She looked back and forth, clearly edgy. “In town?”

“Yes,” he returned, “in town.”

“Oh. I don’t... I guess so.”

“Calm down,” he said. “I’m not asking you to Beaches. Let’s just stop by the Crab Shanty.”

She looked visibly relieved, and again he couldn’t quantify why that annoyed him.

He knew they shouldn’t be seen together in town. He had a feeling she also liked the casual nature of the restaurant. It was much more likely to look like a boss and employee grabbing something to eat than it was to look like a date.
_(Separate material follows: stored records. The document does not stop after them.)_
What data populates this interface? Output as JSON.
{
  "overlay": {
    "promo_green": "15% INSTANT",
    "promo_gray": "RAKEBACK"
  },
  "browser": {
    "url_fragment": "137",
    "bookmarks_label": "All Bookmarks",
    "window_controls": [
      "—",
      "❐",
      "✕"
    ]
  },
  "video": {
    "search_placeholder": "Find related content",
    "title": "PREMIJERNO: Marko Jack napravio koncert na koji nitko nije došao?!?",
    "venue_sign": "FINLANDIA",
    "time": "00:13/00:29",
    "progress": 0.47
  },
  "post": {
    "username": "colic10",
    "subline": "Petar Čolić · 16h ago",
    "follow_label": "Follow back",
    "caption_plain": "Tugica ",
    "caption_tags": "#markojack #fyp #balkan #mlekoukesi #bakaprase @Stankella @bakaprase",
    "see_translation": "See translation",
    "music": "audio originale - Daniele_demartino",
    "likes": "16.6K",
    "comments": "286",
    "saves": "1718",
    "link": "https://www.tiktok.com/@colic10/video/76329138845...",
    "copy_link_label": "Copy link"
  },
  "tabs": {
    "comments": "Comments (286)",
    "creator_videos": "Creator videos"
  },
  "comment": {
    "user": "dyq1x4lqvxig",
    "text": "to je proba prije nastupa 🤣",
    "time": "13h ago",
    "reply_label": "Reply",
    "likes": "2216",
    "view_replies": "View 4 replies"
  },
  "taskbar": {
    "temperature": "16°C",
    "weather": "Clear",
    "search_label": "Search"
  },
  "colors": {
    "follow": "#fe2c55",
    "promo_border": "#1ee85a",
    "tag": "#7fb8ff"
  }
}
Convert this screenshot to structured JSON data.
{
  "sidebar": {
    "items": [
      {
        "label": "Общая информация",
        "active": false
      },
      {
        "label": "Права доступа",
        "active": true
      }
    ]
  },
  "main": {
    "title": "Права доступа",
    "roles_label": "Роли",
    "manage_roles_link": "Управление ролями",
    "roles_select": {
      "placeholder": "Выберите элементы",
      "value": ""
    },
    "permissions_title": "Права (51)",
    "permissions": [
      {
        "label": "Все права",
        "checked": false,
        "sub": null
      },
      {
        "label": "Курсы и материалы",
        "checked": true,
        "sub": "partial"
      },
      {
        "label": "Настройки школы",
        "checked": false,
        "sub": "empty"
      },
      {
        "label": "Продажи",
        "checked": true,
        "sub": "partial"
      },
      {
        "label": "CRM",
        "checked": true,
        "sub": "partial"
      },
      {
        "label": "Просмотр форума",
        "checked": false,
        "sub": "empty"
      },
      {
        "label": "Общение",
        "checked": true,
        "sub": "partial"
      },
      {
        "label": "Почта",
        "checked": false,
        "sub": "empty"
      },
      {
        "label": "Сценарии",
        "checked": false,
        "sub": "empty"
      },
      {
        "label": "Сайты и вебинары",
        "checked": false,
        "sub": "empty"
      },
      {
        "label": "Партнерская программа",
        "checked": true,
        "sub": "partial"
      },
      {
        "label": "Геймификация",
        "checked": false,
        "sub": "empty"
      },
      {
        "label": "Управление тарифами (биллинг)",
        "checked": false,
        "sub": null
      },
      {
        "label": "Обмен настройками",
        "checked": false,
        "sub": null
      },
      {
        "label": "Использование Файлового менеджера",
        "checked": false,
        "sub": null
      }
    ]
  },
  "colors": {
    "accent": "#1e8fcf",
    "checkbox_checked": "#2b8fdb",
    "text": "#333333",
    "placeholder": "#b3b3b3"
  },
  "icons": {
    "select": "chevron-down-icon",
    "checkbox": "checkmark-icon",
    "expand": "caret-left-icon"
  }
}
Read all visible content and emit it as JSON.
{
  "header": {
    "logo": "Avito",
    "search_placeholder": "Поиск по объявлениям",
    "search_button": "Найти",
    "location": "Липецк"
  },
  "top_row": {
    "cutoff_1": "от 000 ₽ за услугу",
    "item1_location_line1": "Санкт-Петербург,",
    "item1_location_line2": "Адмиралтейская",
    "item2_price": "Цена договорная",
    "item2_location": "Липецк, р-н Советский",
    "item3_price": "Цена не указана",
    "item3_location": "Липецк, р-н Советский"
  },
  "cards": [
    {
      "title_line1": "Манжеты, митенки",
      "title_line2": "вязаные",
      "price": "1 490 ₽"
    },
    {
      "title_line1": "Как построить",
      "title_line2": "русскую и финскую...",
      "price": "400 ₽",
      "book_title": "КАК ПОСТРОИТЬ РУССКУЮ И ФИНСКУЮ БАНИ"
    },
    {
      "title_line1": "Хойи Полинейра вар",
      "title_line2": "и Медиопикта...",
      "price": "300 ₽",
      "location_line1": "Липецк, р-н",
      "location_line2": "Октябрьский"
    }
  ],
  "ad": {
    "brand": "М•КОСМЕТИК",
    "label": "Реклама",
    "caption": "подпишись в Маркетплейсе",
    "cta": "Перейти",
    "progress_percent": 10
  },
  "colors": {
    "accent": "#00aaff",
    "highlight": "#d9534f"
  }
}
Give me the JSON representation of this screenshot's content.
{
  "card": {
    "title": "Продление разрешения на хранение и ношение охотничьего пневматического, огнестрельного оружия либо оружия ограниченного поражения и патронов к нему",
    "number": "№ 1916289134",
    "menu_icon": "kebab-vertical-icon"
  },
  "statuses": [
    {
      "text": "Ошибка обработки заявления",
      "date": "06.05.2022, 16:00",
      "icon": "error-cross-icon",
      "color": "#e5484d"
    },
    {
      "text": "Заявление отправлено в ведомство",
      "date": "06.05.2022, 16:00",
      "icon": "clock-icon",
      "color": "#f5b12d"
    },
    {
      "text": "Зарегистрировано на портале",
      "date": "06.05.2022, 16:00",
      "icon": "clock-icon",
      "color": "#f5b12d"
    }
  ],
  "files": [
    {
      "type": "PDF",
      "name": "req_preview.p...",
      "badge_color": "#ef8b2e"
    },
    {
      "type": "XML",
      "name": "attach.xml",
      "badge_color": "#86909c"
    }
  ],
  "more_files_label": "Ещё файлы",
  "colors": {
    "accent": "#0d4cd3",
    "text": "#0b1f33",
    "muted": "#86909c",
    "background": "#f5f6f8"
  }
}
They walked from where they had parked a few streets over, and paused at the crosswalk. They waited for one car to crawl by, clearly not interested in heeding the law that said pedestrians had the right-of-way. Then Jonathan charged ahead of her across the street and up to the faded yellow building. A small line was already forming outside the order window, and he noticed that Hayley took pains to stand slightly behind him.

When it was their turn to order, he decided he wasn’t having any of her missish circumspection. They shouldn’t be seen together as anything more than a boss and an assistant.

But right now, hell if he cared. “Two orders of fish and chips, the halibut. Two beers and a Diet Coke.”

He pulled his wallet out and paid before Hayley could protest, then he grabbed the plastic number from the window, and the two of them walked over to a picnic table positioned outside the ramshackle building. There was no indoor seating, which could be a little bracing on windy days, and there weren’t very many days that didn’t have wind on the Oregon coast.

Jonathan set the number on the wooden table, then sat down heavily, looking up at the blue-and-white-striped umbrella wiggling in the breeze.

“Two beers?”

“One of them is for you,” he said, his words verging on a growl.

“I’m not going to drink a beer.” She looked sideways. “At least not here.”

“Yeah, right out here on Main Street in front of God and everybody? You’re a lot braver in my bedroom.”

He was goading her, but he didn’t much care. He was... Well dammit, it pissed him off. To see how ashamed she was to be with him. How desperate she was to hide it. Even if he understood it, it was like a branding iron straight to the gut.

“You can’t say that so loud,” she hissed, leaning forward, grabbing the plastic number and pulling it to her chest. “What if people heard you?”

“I thought you were reinventing yourself, Hayley Thompson.”

“Not for the benefit of...the town. It’s about me.”

“It’s going to be about you not getting dinner if you keep hiding our number.” He snatched the plastic triangle from her hands.

She let out a heavy sigh and leaned back, crossing her arms. “Well, the extra beer is for you. Put it in your pocket.”

“You can put it in your own pocket. Drink it back at your place.”

“No, thanks.”

“Don’t you want to tick that box on your list? We ticked off some pretty interesting ones last night.”

Her face turned scarlet. “You’re being obnoxious, Jonathan.”

“I’ve been obnoxious from day one. You just found it easy to ignore when I had my hand in your pants.”

Her mouth dropped open, then she snapped it shut again. Their conversation was cut off when their food was placed in front of them.

She dragged the white cardboard box toward her and opened it, removing the container of coleslaw and setting it to the side before grabbing a french fry and biting into it fiercely. Her annoyance was clearly telegraphed by the ferocity with which she ate each bite of food. And the determination that went into her looking at anything and everything around them except for him.

“Enjoying the view?” he asked after a moment.

“The ocean is very pretty,” she snapped.

“And you don’t see it every day?”

“I never tire of the majesty of nature.”

His lips twitched, in spite of his irritation. “Of course not.”

The wind whipped up, blowing a strand of dark hair into Hayley’s face. Reflexively, he reached across the table and pushed it out of her eyes. She jerked back, her lips going slack, her expression shocked.

“You’re my boss,” she said, her voice low. “As far as everyone is concerned.”

“Well,” he said, “I’m your lover. As far as I’m concerned.”

“Stop.”

“I thought you wanted new experiences? I thought you were tired of hiding? And here you are, hiding.”

“I don’t want to...perform,” she said. “My new experiences are for me. Not for everyone else’s consumption. That’s why I’m leaving. So I can...do things without an audience.”

“You want your dirty secrets, is that it? You want me to be your dirty secret.”

“It’s five o’clock,” she said, her tone stiff. “I’m going to go home now.”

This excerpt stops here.